Sunday, January 29, 2017

Worst practices

This is how the 3 am closures happened. Mitch's staff was tasked to put together a "security plan" so that the mayor could respond to political pressure from the Attorney General and others. (We wrote about tbe politics of all this the other day) So staff went around and collected a list of "quality of life" complaints made over the years by various groups with different agendas. Every discarded prudish, paranoid, and even racist suggestion offered previously by business owners, neighborhood groups, religious activists, and anti-crime petitioners in their occasional fits of pique found its way in.

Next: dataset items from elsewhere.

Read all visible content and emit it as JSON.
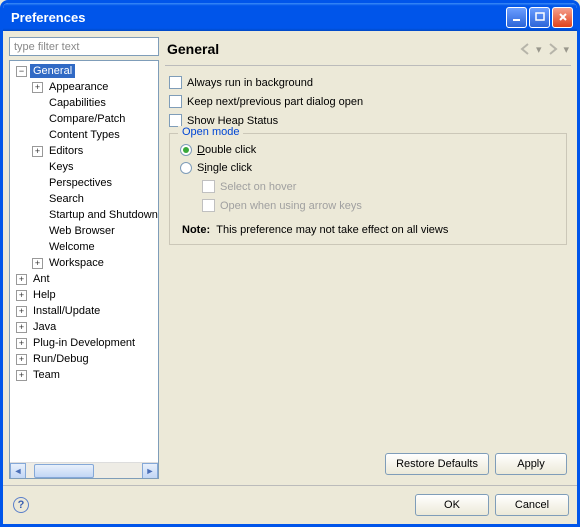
{
  "window": {
    "title": "Preferences"
  },
  "filter": {
    "placeholder": "type filter text"
  },
  "tree": {
    "general": "General",
    "general_children": [
      "Appearance",
      "Capabilities",
      "Compare/Patch",
      "Content Types",
      "Editors",
      "Keys",
      "Perspectives",
      "Search",
      "Startup and Shutdown",
      "Web Browser",
      "Welcome",
      "Workspace"
    ],
    "roots": [
      "Ant",
      "Help",
      "Install/Update",
      "Java",
      "Plug-in Development",
      "Run/Debug",
      "Team"
    ]
  },
  "header": {
    "title": "General"
  },
  "options": {
    "bg": "Always run in background",
    "keep": "Keep next/previous part dialog open",
    "heap": "Show Heap Status"
  },
  "open_mode": {
    "group": "Open mode",
    "double": "Double click",
    "single": "Single click",
    "hover": "Select on hover",
    "arrow": "Open when using arrow keys",
    "note_label": "Note:",
    "note_text": "This preference may not take effect on all views"
  },
  "buttons": {
    "restore": "Restore Defaults",
    "apply": "Apply",
    "ok": "OK",
    "cancel": "Cancel"
  }
}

Then, staff went out and did the obligatory "best practices" survey that always goes into these reports because the goal of any professionally run city is just to do what other cities do. Even when this process turns up policies that make no sense here, they're inevitably shoehorned in anyway. This is why the bars are "closing" but not closing at 3am now. 
Landrieu press secretary Erin Burns said in a statement that requiring bars to close their doors after 3 a.m. "is one piece of our larger, $40 million public safety improvement strategy that is designed to address the issue as a whole" and that was arrived at "after consulting with several security experts and local stakeholders as well as analyzing the practices of other cities."

Burns said most of the other cities studied "completely close (bars) at 2 a.m. or 3 a.m., and many of the security experts we consulted suggested that we do the same," but she added that New Orleans "is a 24-hour city, and we do not feel that closing bars completely would be appropriate for the authenticity of our unique culture."
Other cities close. But we don't close. But their experts said we should close. We don't want to close but we're gonna kind of close anyway because... experts and best practices... and hey we typed up this whole report, see?

The result is kind of a "worst of" compilation of rejected proposals from local cranks mashed together with bastardized versions of imported policies all of which somehow forms The Way We Move Forward with our $40 million.  What does any of it have to do with reducing violent crime? That's even less clear.
The Advocate analyzed NOPD records on the more than 404,000 incidents that garnered a police response in 2016, determining when they occurred and how close they were to the roughly 1,500 businesses with a license to sell alcohol.

Those businesses include both bars and establishments like grocery stores and restaurants that likely would be closed by 3 a.m. but that also would be covered by the changes the Landrieu administration is proposing.

The analysis shows that less than 1 percent of all crimes in the city occur within 150 feet of a bar between 3 a.m. and 4 a.m. And of those, fewer than a fifth were on Bourbon Street, the area that would likely be most affected by the proposed changes.
Mostly the idea here is that we be seen doing something regardless of what that thing is. This way the next city's politically pressured staff will have ideas to crib for their knee-jerk reaction reports too. Gotta keep the circle of bullshit going.